Prioritisation for vaccination

In deciding which unpaid carers should be prioritised for vaccination, there are three important factors to consider: 

  1. The vulnerability of the person being cared for:

  • is 65 years old and over (group 5)
  • is deemed extremely clinically vulnerable (group 4)
  • has a defined underlying health condition including mental illness (qualifying as group 6)
  • is a child under 16 with complex medical needs/ severe neuro-disabilities 
  1. The nature of the care provided to those 16 and over:
  • includes, but is not restricted to, helping with eating, bathing, shaving, managing continence, dressing and walking. It may include intervening in challenging or risky behaviour. It may include providing significant levels of support and supervision at home or in the community and where social distancing is not possible

The nature of the care provided to children under 16 with complex medical needs/ severe neuro-disabilities:

  • is beyond the care and support parents ordinarily provide for a child. It is likely to include tasks like tracheostomy tube care, airway suction, repositioning to manage pressure areas and care interventions such as respiratory physiotherapy. It may include intensive personal care such as daily washing and continence care and /or managing behaviours that challenge.
  1. The unpaid carer is the sole or primary carer:
  • we recognise that caring for some people may require two people to assist with such tasks as positioning, hoisting, bathing and changing. There may be arrangements whereby two people evenly divide the caring responsibilities. In such instances, both unpaid carers may be considered as the primary carers

To be prioritised for vaccination, an unpaid carer should satisfy all three factors.

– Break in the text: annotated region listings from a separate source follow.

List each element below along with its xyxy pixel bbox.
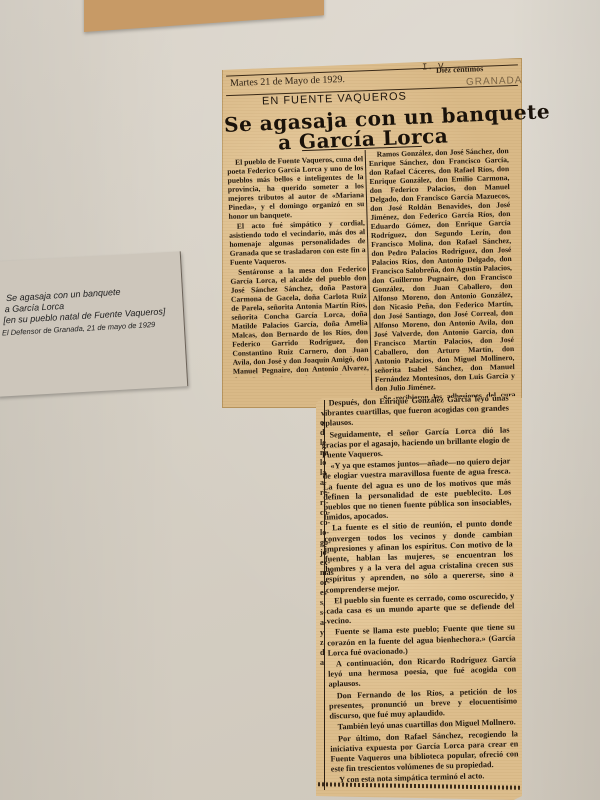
article-paragraph: Fuente se llama este pueblo; Fuente que … — [327, 623, 516, 659]
article-paragraph: Sentáronse a la mesa don Federico García… — [230, 264, 369, 378]
article-column-1: El pueblo de Fuente Vaqueros, cuna del p… — [227, 154, 369, 378]
article-paragraph: El pueblo sin fuente es cerrado, como os… — [326, 591, 515, 627]
article-paragraph: Seguidamente, el señor García Lorca dió … — [321, 425, 510, 461]
article-paragraph: El acto fué simpático y cordial, asistie… — [229, 218, 366, 267]
caption-placard: Se agasaja con un banquete a García Lorc… — [0, 251, 188, 396]
article-paragraph: Don Fernando de los Ríos, a petición de … — [329, 686, 518, 722]
article-paragraph: Ramos González, don José Sánchez, don En… — [369, 146, 516, 393]
newspaper-clipping: Martes 21 de Mayo de 1929. I. V. Diez cé… — [222, 18, 524, 798]
article-column-3: Después, don Enrique González García ley… — [321, 393, 520, 793]
article-column-2: Ramos González, don José Sánchez, don En… — [369, 146, 516, 400]
article-paragraph: Después, don Enrique González García ley… — [321, 393, 510, 429]
paper-price-label: Diez céntimos — [436, 64, 484, 75]
article-paragraph: A continuación, don Ricardo Rodríguez Ga… — [328, 654, 517, 690]
article-paragraph: La fuente es el sitio de reunión, el pun… — [324, 519, 514, 596]
article-paragraph: «Y ya que estamos juntos—añade—no quiero… — [322, 457, 512, 523]
article-paragraph: El pueblo de Fuente Vaqueros, cuna del p… — [227, 154, 365, 221]
article-paragraph: Por último, don Rafael Sánchez, recogien… — [330, 729, 519, 775]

Young carers under 16 will not be offered the vaccination. No children under 16 are being vaccinated, unless in exceptional circumstances due to severe-neuro disabilities. 

Eligibility for prioritisation is not dependant on receipt of carer’s allowance, membership of a carers’ organisation or being known to social services.  

The Local Health Boards working with their respective Directors of Social Services have ultimate responsibility for identifying unpaid carers. There is a recognition of the need for discretion, but that discretion should be discharged within the parameters set out in this guidance.

Please note:
Vaccination does not remove the requirement for social distancing, hand hygiene, good levels of ventilation and any other measures to reduce the potential for transmission of the virus.